Evidentiary hearings in the Khmer Rouge tribunal’s Case 002/02 could come hot on the heels of the August 7 verdict in Case 002/01, starting as early as “late September”, parties to the proceedings confirmed at the case’s initial hearing yesterday.
When prompted by trial chamber president Nil Nonn to “explore the possibility of commencing evidentiary hearings in late September”, national co-prosecutor Chea Leang said that her team had been waiting for the start of the case and would be available through 2015.
Nuon Chea defender Victor Koppe concurred, and new civil party lead co-lawyer Marie Guiraud said that her team could start in “September or October”. Khieu Samphan counsel Anta Guisse, however, reregistered her team’s position that the next case shouldn’t begin until lingering legal issues are resolved.
The potential time frame for opening Case 002/02 was just one of many glimpses of the upcoming trial offered by yesterday’s initial hearing.Civil parties spent a portion of the morning session outlining potential reparations projects they intend to seek. “Bolstered by the lessons” of Case 002/01, in the words of Guiraud, the team laid out proposals for both physical and mental health initiatives, vocational training for the children of forced marriages and a plan to help Vietnamese civil parties regain Cambodian citizenship lost as a result of forced deportations under the Khmer Rouge.
Parties also obliquely referenced the imminent resignation of judge Silvia Cartwright, the first public acknowledgement of her long-rumoured departure. Court legal communications officer Lars Olsen confirmed yesterday that Cartwright had “resigned, effective the 1st of September”.
On the subject of the sequence of the trial, the prosecution and defence yesterday put forth essentially opposing plans. The prosecution argued that evidence of the roles of the accused in an alleged joint criminal enterprise (JCE) should be the first order of business, followed by segments pertaining to each charge.

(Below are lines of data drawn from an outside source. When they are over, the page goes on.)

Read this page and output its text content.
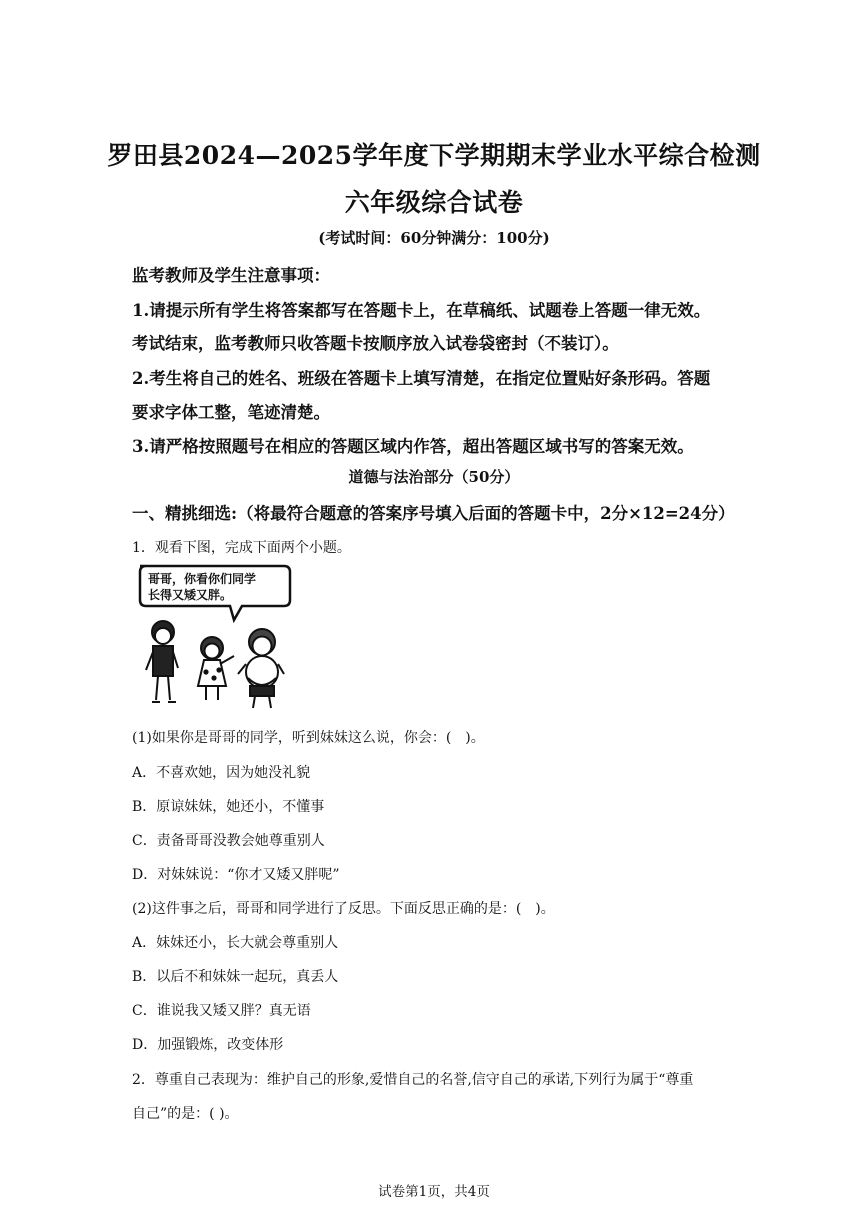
罗田县2024—2025学年度下学期期末学业水平综合检测
六年级综合试卷
(考试时间：60分钟满分：100分)
监考教师及学生注意事项：
1.请提示所有学生将答案都写在答题卡上，在草稿纸、试题卷上答题一律无效。
考试结束，监考教师只收答题卡按顺序放入试卷袋密封（不装订）。
2.考生将自己的姓名、班级在答题卡上填写清楚，在指定位置贴好条形码。答题
要求字体工整，笔迹清楚。
3.请严格按照题号在相应的答题区域内作答，超出答题区域书写的答案无效。
道德与法治部分（50分）
一、精挑细选:（将最符合题意的答案序号填入后面的答题卡中，2分×12=24分）
1．观看下图，完成下面两个小题。
哥哥，你看你们同学
长得又矮又胖。
(1)如果你是哥哥的同学，听到妹妹这么说，你会：(　)。
A．不喜欢她，因为她没礼貌
B．原谅妹妹，她还小，不懂事
C．责备哥哥没教会她尊重别人
D．对妹妹说：“你才又矮又胖呢”
(2)这件事之后，哥哥和同学进行了反思。下面反思正确的是：(　)。
A．妹妹还小，长大就会尊重别人
B．以后不和妹妹一起玩，真丢人
C．谁说我又矮又胖？真无语
D．加强锻炼，改变体形
2．尊重自己表现为：维护自己的形象,爱惜自己的名誉,信守自己的承诺,下列行为属于“尊重
自己”的是：( )。
试卷第1页，共4页
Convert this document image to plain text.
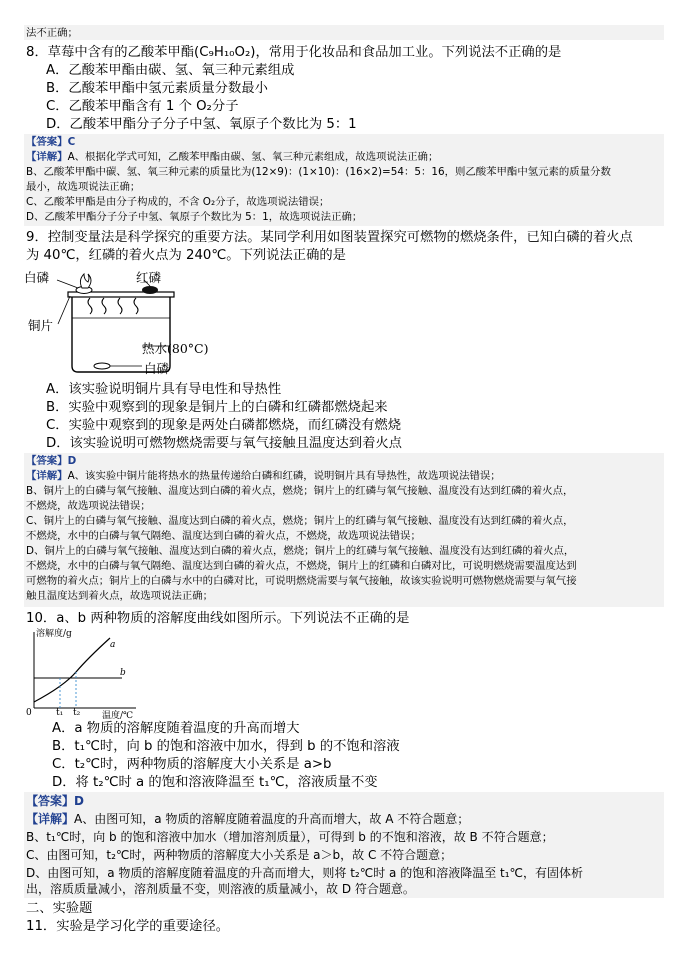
法不正确；
8．草莓中含有的乙酸苯甲酯(C₉H₁₀O₂)，常用于化妆品和食品加工业。下列说法不正确的是
A．乙酸苯甲酯由碳、氢、氧三种元素组成
B．乙酸苯甲酯中氢元素质量分数最小
C．乙酸苯甲酯含有 1 个 O₂分子
D．乙酸苯甲酯分子分子中氢、氧原子个数比为 5：1
【答案】C
【详解】A、根据化学式可知，乙酸苯甲酯由碳、氢、氧三种元素组成，故选项说法正确；
B、乙酸苯甲酯中碳、氢、氧三种元素的质量比为(12×9)：(1×10)：(16×2)=54：5：16，则乙酸苯甲酯中氢元素的质量分数
最小，故选项说法正确；
C、乙酸苯甲酯是由分子构成的，不含 O₂分子，故选项说法错误；
D、乙酸苯甲酯分子分子中氢、氧原子个数比为 5：1，故选项说法正确；
9．控制变量法是科学探究的重要方法。某同学利用如图装置探究可燃物的燃烧条件，已知白磷的着火点
为 40℃，红磷的着火点为 240℃。下列说法正确的是
白磷	红磷
铜片
热水(80°C)
白磷
A．该实验说明铜片具有导电性和导热性
B．实验中观察到的现象是铜片上的白磷和红磷都燃烧起来
C．实验中观察到的现象是两处白磷都燃烧，而红磷没有燃烧
D．该实验说明可燃物燃烧需要与氧气接触且温度达到着火点
【答案】D
【详解】A、该实验中铜片能将热水的热量传递给白磷和红磷，说明铜片具有导热性，故选项说法错误；
B、铜片上的白磷与氧气接触、温度达到白磷的着火点，燃烧；铜片上的红磷与氧气接触、温度没有达到红磷的着火点，
不燃烧，故选项说法错误；
C、铜片上的白磷与氧气接触、温度达到白磷的着火点，燃烧；铜片上的红磷与氧气接触、温度没有达到红磷的着火点，
不燃烧，水中的白磷与氧气隔绝、温度达到白磷的着火点，不燃烧，故选项说法错误；
D、铜片上的白磷与氧气接触、温度达到白磷的着火点，燃烧；铜片上的红磷与氧气接触、温度没有达到红磷的着火点，
不燃烧，水中的白磷与氧气隔绝、温度达到白磷的着火点，不燃烧，铜片上的红磷和白磷对比，可说明燃烧需要温度达到
可燃物的着火点；铜片上的白磷与水中的白磷对比，可说明燃烧需要与氧气接触，故该实验说明可燃物燃烧需要与氧气接
触且温度达到着火点，故选项说法正确；
10．a、b 两种物质的溶解度曲线如图所示。下列说法不正确的是
溶解度/g
温度/℃
0	t₁ t₂
a
b
A．a 物质的溶解度随着温度的升高而增大
B．t₁℃时，向 b 的饱和溶液中加水，得到 b 的不饱和溶液
C．t₂℃时，两种物质的溶解度大小关系是 a>b
D．将 t₂℃时 a 的饱和溶液降温至 t₁℃，溶液质量不变
【答案】D
【详解】A、由图可知，a 物质的溶解度随着温度的升高而增大，故 A 不符合题意；
B、t₁℃时，向 b 的饱和溶液中加水（增加溶剂质量），可得到 b 的不饱和溶液，故 B 不符合题意；
C、由图可知，t₂℃时，两种物质的溶解度大小关系是 a＞b，故 C 不符合题意；
D、由图可知，a 物质的溶解度随着温度的升高而增大，则将 t₂℃时 a 的饱和溶液降温至 t₁℃，有固体析
出，溶质质量减小，溶剂质量不变，则溶液的质量减小，故 D 符合题意。
二、实验题
11．实验是学习化学的重要途径。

Koppe, however, suggested ending the case on the subject of JCE, and beginning with evidence of international and internal armed conflicts in Democratic Kampuchea, hinting at the team’s plan to argue that the Khmer Rouge faced a legitimate security threat and was riven by rogue factions.
The nature of the conflict, he said, could “fundamentally affect the arguments parties may put forth” and was furthermore “at the very heart of our case”.
Yesterday’s session ended with prolonged wrangling over witness lists, most notably over three witnesses on the Nuon Chea defence team’s list who declined to appear when summonsed in Case 002/01 – senior government officials and former Khmer Rouge cadres Heng Samrin and Chea Sim, and former justice minister Ouk Bunchhoeun.
The refusal of government officials to answer summonses has long been a source of criticism for the court, but Leang, the national prosecutor, unilaterally objected to their inclusion in Case 002/02.
International co-prosecutor Nicholas Koumjian, meanwhile, noted that he hadn’t objected to any of the defence’s witnesses.